World War II historian Wukovits (“Bull” Halsey: The Life and Wars of the Navy's Most Controversial Commander, 2010, etc.) commemorates the heroism and sacrifice on board the USS Samuel B. Roberts.
Named for Samuel Booker Roberts, who sacrificed his life to save others at the Battle of Guadalcanal in 1942, the destroyer escort and its crew rose to the challenge of trying to screen the protecting aircraft carriers from an oncoming Japanese heavy cruiser task force. The escort ship, loaded with radar and sonar equipment, was not designed for battle, but for locating airborne and underwater hostiles for others to engage. Nearly half of the crew’s 200 men lost their lives during the battle and afterward, while survivors were fighting to stay alive in the ocean. Debate about how the events occurred began promptly, with attention focusing on the absence of forces assigned to the protective screen, which was chasing after a Japanese aircraft carrier task force.

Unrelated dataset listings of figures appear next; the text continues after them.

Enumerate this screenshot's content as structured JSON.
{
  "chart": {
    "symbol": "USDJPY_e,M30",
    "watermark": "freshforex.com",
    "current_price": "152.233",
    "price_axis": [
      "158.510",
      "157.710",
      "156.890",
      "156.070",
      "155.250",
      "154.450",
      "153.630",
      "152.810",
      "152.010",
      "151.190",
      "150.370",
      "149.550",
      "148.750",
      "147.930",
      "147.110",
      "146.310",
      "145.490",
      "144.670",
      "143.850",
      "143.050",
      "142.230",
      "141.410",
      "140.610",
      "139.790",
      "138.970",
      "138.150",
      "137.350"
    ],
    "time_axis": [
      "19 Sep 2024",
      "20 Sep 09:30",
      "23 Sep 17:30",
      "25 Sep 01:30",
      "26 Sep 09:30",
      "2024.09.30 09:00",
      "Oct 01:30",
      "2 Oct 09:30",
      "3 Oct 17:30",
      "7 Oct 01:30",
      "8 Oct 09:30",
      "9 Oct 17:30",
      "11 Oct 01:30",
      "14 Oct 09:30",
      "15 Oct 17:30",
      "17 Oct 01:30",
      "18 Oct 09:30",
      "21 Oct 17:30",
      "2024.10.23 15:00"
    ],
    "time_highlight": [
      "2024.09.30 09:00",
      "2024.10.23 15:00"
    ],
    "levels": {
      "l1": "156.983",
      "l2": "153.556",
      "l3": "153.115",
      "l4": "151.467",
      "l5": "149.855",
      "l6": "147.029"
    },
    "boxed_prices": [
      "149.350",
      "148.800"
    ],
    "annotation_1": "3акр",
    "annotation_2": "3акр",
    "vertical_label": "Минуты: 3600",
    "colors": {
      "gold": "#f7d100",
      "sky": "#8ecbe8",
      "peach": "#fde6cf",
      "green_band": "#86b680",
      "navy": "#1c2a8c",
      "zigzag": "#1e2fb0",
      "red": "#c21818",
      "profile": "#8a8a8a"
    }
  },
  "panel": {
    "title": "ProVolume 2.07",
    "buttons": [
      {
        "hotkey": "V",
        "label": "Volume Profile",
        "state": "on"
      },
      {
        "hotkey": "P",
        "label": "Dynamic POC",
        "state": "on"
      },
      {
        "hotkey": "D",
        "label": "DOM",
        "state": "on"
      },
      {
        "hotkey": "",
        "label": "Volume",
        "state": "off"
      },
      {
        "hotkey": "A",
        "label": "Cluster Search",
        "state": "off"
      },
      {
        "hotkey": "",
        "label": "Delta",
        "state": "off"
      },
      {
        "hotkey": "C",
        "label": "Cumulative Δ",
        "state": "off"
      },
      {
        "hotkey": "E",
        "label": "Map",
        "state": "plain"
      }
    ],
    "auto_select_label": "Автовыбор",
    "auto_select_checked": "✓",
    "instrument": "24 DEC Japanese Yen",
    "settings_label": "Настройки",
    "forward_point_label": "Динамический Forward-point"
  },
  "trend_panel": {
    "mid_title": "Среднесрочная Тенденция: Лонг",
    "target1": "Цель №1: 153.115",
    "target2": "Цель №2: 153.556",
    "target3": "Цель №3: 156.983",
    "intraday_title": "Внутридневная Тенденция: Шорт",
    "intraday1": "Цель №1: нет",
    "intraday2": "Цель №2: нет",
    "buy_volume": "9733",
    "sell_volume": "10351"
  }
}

The debate still continues, and Wukovits weaves the discussion into his battle narrative. The author prepares his ground with an account of the recruitment and training of the ship's crew and its officers, and he spotlights the leading contribution of Lt. Cmdr. Robert W. Copeland, whose insistence on the highest standards of training for combat readiness prepared the crew and ship for what lay ahead. Wukovits worked with survivors and their family members compiling detailed accounts of the lives of as many of the junior officers and enlisted men as possible. The author also includes a chronology and list of the crew.
A memorable account of training, service and heroism.